Replacing Pohlmann will be David Wilkins, who for the past six years headed compliance at the Dow Chemical Company. Wilkins, who will report to SNC’s chief executive officer, also is former general counsel of the Dow subsidiary Union Carbide Corporation and ex–chief diversity officer of the American Red Cross.

“Having witnessed the rapid progress SNC-Lavalin has made over the past year to strengthen its ethics and compliance framework, I am thrilled to be on board,” Wilkins said in a statement. “SNC-Lavalin’s employees have shown the world that they have turned the page.”

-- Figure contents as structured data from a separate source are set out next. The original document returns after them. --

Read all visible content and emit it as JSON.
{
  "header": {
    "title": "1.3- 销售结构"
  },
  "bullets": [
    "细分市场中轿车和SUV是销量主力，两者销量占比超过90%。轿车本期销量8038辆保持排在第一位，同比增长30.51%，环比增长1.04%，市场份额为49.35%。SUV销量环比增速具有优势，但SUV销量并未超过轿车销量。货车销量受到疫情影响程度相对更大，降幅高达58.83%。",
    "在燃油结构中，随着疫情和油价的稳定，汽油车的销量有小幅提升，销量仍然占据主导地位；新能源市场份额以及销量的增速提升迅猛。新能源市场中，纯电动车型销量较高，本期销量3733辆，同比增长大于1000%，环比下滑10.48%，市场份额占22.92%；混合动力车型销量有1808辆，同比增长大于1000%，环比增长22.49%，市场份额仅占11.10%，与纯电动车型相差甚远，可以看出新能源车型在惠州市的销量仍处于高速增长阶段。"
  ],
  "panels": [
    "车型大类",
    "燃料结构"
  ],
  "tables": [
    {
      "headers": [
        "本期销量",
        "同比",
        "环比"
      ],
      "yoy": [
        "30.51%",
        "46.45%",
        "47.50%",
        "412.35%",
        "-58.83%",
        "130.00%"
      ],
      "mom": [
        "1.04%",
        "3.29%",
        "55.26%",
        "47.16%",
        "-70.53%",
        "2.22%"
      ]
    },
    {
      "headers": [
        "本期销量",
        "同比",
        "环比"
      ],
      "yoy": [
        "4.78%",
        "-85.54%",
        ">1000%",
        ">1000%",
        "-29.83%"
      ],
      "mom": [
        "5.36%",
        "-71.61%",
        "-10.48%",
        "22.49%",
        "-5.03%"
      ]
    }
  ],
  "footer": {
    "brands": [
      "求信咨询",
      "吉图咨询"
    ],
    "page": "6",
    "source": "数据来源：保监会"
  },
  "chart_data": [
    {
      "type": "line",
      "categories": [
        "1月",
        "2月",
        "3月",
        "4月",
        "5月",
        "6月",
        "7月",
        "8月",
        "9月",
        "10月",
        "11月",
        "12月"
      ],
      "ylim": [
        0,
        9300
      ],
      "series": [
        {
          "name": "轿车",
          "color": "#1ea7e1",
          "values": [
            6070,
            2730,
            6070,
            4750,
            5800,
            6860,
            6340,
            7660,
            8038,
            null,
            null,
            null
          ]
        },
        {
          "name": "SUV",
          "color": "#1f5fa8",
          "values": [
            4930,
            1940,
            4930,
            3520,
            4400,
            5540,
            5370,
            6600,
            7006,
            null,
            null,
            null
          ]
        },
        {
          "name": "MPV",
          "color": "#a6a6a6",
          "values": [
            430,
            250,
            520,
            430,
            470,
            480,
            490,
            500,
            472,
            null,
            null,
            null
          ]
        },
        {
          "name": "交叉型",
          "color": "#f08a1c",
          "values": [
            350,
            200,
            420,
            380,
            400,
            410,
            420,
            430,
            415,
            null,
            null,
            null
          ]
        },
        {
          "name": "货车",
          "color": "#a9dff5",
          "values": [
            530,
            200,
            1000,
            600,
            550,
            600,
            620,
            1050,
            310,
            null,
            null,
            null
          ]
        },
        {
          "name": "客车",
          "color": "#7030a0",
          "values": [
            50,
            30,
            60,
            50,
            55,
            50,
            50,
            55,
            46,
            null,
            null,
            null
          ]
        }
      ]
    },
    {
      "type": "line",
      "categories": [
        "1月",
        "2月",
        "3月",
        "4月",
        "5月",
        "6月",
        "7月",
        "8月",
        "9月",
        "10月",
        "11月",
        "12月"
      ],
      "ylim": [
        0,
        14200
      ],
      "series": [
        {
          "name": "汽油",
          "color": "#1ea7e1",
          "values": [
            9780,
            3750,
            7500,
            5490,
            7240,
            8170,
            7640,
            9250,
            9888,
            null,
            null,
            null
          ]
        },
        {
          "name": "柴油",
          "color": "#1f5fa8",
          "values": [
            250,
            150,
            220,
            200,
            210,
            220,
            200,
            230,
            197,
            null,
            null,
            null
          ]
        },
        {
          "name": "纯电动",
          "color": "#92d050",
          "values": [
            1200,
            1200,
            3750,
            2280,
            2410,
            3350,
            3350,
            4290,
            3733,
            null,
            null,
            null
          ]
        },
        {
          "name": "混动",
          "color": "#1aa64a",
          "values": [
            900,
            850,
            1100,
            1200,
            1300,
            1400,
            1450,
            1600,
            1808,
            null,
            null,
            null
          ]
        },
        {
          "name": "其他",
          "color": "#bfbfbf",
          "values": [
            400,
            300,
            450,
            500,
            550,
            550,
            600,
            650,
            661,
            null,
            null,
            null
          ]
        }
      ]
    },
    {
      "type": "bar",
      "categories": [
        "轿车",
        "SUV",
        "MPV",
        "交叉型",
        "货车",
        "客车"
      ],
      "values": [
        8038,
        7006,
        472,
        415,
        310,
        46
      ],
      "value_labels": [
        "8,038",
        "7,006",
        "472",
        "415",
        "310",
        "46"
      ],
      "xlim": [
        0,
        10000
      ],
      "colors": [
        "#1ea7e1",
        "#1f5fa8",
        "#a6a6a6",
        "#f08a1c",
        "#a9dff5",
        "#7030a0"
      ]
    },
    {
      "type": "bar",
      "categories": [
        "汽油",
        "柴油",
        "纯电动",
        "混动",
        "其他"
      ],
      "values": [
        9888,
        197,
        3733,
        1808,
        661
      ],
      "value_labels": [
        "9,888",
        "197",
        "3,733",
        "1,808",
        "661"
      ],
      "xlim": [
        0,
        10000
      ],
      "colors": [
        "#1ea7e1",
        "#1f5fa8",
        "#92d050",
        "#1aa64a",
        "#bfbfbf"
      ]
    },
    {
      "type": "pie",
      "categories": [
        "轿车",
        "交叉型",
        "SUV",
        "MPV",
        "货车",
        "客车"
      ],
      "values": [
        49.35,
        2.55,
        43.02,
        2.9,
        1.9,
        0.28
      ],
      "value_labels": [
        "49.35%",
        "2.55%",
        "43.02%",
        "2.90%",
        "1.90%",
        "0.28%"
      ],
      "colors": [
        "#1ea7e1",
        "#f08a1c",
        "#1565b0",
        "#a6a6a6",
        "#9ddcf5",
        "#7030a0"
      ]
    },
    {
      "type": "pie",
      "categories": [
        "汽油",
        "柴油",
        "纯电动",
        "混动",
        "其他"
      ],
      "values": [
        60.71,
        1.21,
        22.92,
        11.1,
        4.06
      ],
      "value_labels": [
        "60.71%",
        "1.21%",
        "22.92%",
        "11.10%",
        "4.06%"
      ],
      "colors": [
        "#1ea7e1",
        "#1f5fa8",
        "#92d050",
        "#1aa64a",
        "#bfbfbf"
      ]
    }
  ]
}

Montreal-based SNC hired Pohlmann in March 2013 to help it reform a compliance-challenged company humiliated by corruption probes and lawsuits. Pohlmann, who was not immediately available for comment, is a veteran compliance expert from Germany who was hired by engineering giant Siemens AG to reform its programs after its own bribery scandal in 2008.

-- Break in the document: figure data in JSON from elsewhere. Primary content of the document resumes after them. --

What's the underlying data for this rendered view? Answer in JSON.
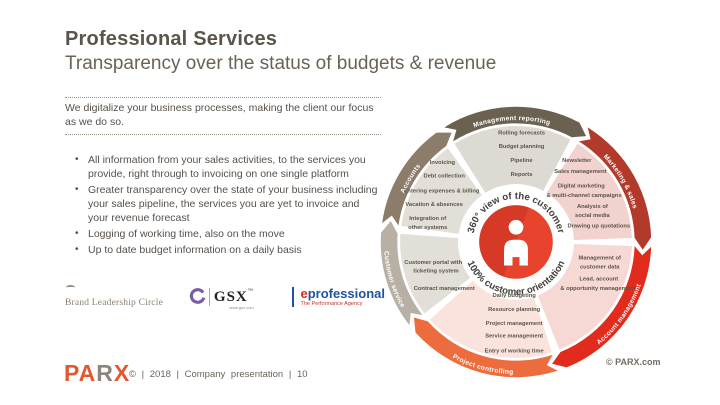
{
  "header": {
    "title": "Professional Services",
    "subtitle": "Transparency over the status of budgets & revenue"
  },
  "left_panel": {
    "intro": "We digitalize your business processes, making the client our focus as we do so.",
    "bullets": [
      "All information from your sales activities, to the services you provide, right through to invoicing on one single platform",
      "Greater transparency over the state of your business including your sales pipeline, the services you are yet to invoice and your revenue forecast",
      "Logging of working time, also on the move",
      "Up to date budget information on a daily basis"
    ]
  },
  "logos": {
    "brand_leadership_circle": "Brand Leadership Circle",
    "gsx": {
      "wordmark": "GSX",
      "tm": "™",
      "url": "www.gsx.com"
    },
    "eprofessional": {
      "e": "e",
      "rest": "professional",
      "tagline": "The Performance Agency"
    }
  },
  "footer": {
    "parx": {
      "pa": "PA",
      "r": "R",
      "x": "X"
    },
    "meta": "© | 2018 | Company presentation | 10"
  },
  "diagram": {
    "copyright": "© PARX.com",
    "center": {
      "line1": "360° view of the customer",
      "line2": "100% customer orientation",
      "circle_color": "#E8432C",
      "shade_color": "#C23120"
    },
    "segments": [
      {
        "id": "management-reporting",
        "label": "Management reporting",
        "arc_color": "#6B6150",
        "fill_color": "#DDDAD3",
        "lines": [
          "Rolling forecasts",
          "Budget planning",
          "Pipeline",
          "Reports"
        ]
      },
      {
        "id": "marketing-sales",
        "label": "Marketing & sales",
        "arc_color": "#B23A2B",
        "fill_color": "#F2D2CF",
        "lines": [
          "Newsletter",
          "Sales management",
          "Digital marketing",
          "& multi-channel campaigns",
          "Analysis of",
          "social media",
          "Drawing up quotations"
        ]
      },
      {
        "id": "account-management",
        "label": "Account management",
        "arc_color": "#E12B1D",
        "fill_color": "#F6D8D4",
        "lines": [
          "Management of",
          "customer data",
          "Lead, account",
          "& opportunity management"
        ]
      },
      {
        "id": "project-controlling",
        "label": "Project controlling",
        "arc_color": "#EC6C3E",
        "fill_color": "#FAE3DC",
        "lines": [
          "Daily budgeting",
          "Resource planning",
          "Project management",
          "Service management",
          "Entry of working time"
        ]
      },
      {
        "id": "customer-service",
        "label": "Customer service",
        "arc_color": "#B9B0A5",
        "fill_color": "#E2DFD8",
        "lines": [
          "Customer portal with",
          "ticketing system",
          "Contract management"
        ]
      },
      {
        "id": "accounts",
        "label": "Accounts",
        "arc_color": "#8C7C6A",
        "fill_color": "#E2DFD8",
        "lines": [
          "Invoicing",
          "Debt collection",
          "Entering expenses & billing",
          "Vacation & absences",
          "Integration of",
          "other systems"
        ]
      }
    ]
  }
}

SNC needed similar help. After a lengthy probe, last April the World Bank Group debarred SNC and 100 of its affiliates from participating in bank-financed projects because of bribes paid on World Bank–backed projects in Bangladesh and Cambodia.

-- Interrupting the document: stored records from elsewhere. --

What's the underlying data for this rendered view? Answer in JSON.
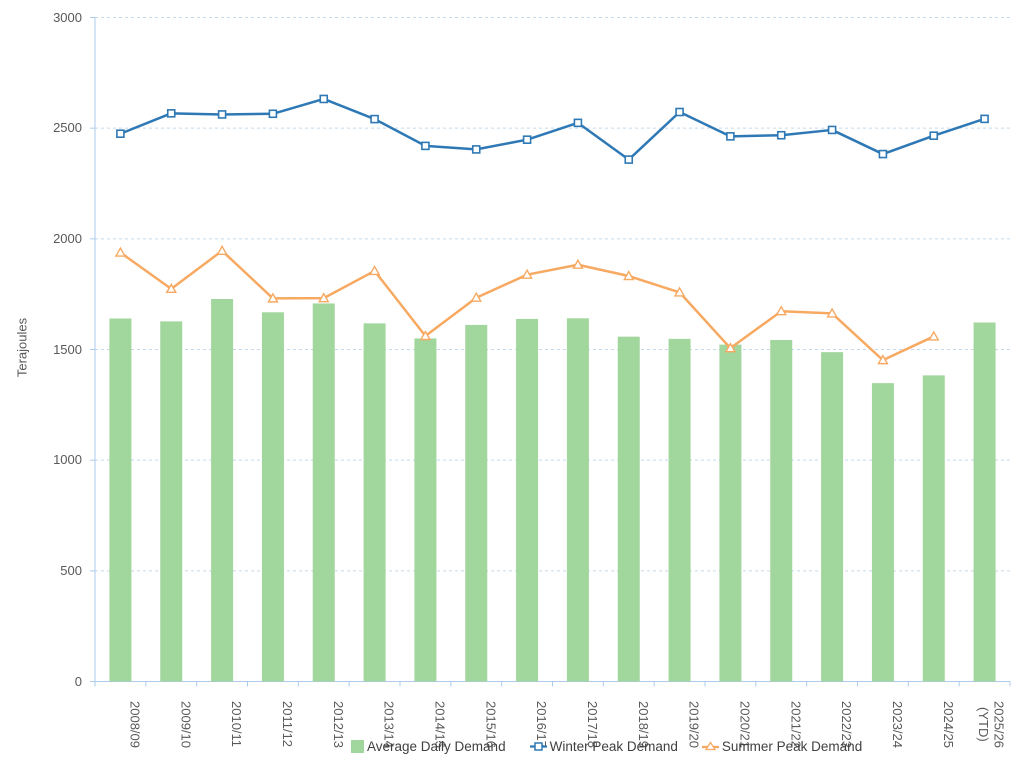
{
  "chart_data": {
    "type": "combo (bar + line)",
    "title": "",
    "xlabel": "",
    "ylabel": "Terajoules",
    "ylim": [
      0,
      3000
    ],
    "ytick_interval": 500,
    "yticks": [
      0,
      500,
      1000,
      1500,
      2000,
      2500,
      3000
    ],
    "grid": "horizontal dashed",
    "legend_position": "bottom",
    "categories": [
      "2008/09",
      "2009/10",
      "2010/11",
      "2011/12",
      "2012/13",
      "2013/14",
      "2014/15",
      "2015/16",
      "2016/17",
      "2017/18",
      "2018/19",
      "2019/20",
      "2020/21",
      "2021/22",
      "2022/23",
      "2023/24",
      "2024/25",
      "2025/26 (YTD)"
    ],
    "series": [
      {
        "name": "Average Daily Demand",
        "type": "bar",
        "color": "#A1D69C",
        "values": [
          1640,
          1627,
          1728,
          1668,
          1708,
          1618,
          1550,
          1611,
          1638,
          1641,
          1558,
          1548,
          1522,
          1543,
          1488,
          1348,
          1383,
          1622
        ]
      },
      {
        "name": "Winter Peak Demand",
        "type": "line",
        "marker": "square",
        "color": "#2E79B5",
        "values": [
          2475,
          2567,
          2562,
          2565,
          2632,
          2541,
          2420,
          2404,
          2448,
          2524,
          2358,
          2573,
          2463,
          2468,
          2492,
          2383,
          2466,
          2542
        ]
      },
      {
        "name": "Summer Peak Demand",
        "type": "line",
        "marker": "triangle",
        "color": "#F7A961",
        "values": [
          1938,
          1774,
          1946,
          1731,
          1732,
          1855,
          1561,
          1734,
          1838,
          1883,
          1832,
          1758,
          1506,
          1673,
          1663,
          1452,
          1559,
          null
        ]
      }
    ],
    "style": {
      "gridline_color": "#C3D9EE",
      "axis_color": "#AECBEB",
      "text_color": "#595959"
    }
  }
}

In his time at SNC, Pohlmann told Corporate Counsel magazine that he centralized the compliance efforts into one global department, helped change the “tone at the top” to support compliance efforts, implemented massive training programs, and instituted due diligence procedures and other investigative processes to probe any hint of wrongdoing.

In his new job as a consultant, SNC said Pohlmann would work closely with Wilkins and have “a strategic focus on ongoing World Bank compliance initiatives.”

Satisfying the terms of the World Bank’s debarment agreement is crucial to SNC for several reasons. First, the debarment can be reduced to eight years if the companies comply with all conditions of the deal.

Second, the remainder of SNC subsidiaries not debarred could still be excluded from World Bank contracts if they fail to comply with the terms.

But perhaps most important, compliance carries global economic consequences for the company. That’s because more than just World Bank projects are at stake.

The World Bank exclusion marked SNC for cross-debarment by other multilateral development banks (MDBs) under the 2010 “Agreement on Mutual Enforcement of Debarment Decisions” [PDF]. Under that agreement entities debarred by one MBD, such as the World Bank, may be sanctioned for the same misconduct by the others.

The mutual enforcement agreement was signed by the African Development Bank Group, the Asian Development Bank, the European Bank for Reconstruction and Development and the Inter-American Development Bank Group, as well as by the World Bank.

SNC’s debarment is the longest ever imposed by a World Bank settlement. The embarrassment, and ensuing international criticism, inspired Canada’s Parliament to pass amendments toughening the country’s anticorruption law.